Python lost the plot with pip. It's not your fault

Sorry for such negative issues in what is nothing but a drive-by comment using a mail address that is never being read (because Google is evil) but someone should point these things out and people usually don't, so for once I nudged my temporary JavaScript settings for opensource.com and commented.

Despite all that your actual library looks interesting, too bad I'm tired of hoops.

You are right that 3.6 is a pain to get up and running with some Linux distributions. With Windows, MacOS, and Ubuntu it will be default version for people doing a recent install. Not so much with Linux Mint or some other ones. I'll think about your comment seriously. I quite like the new print formatting, but it isn't used a lot in the code.

If you don't like pip, install Arcade using setup.py.
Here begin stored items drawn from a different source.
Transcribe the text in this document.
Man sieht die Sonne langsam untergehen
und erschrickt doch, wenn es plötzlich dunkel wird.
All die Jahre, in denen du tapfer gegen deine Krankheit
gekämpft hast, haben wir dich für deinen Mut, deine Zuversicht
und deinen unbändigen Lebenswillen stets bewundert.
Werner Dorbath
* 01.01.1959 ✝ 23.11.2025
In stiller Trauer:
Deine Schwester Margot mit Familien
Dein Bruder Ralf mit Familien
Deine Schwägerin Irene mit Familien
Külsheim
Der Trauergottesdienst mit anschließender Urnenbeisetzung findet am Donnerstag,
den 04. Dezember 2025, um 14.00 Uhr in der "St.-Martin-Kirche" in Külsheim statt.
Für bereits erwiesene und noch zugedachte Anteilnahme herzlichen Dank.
I'm not quite sure what you are looking for here.

In reply to by A few bits sho… (not verified)

This looks amazing. I can't wait to try it.

I just installed it on Linux and will try it out very soon. It looks great. I like PyGame, but it *is* showing its age, so this is a hugely welcome development.

Wow, Paul, this library looks really promising. Last year I ran a Python class with 10-13 year olds and PyGame. Though it went well, I was occasionally frustrated by the limitations of the PyGame library and the confusing state of the docs. Can't wait to try out Arcade!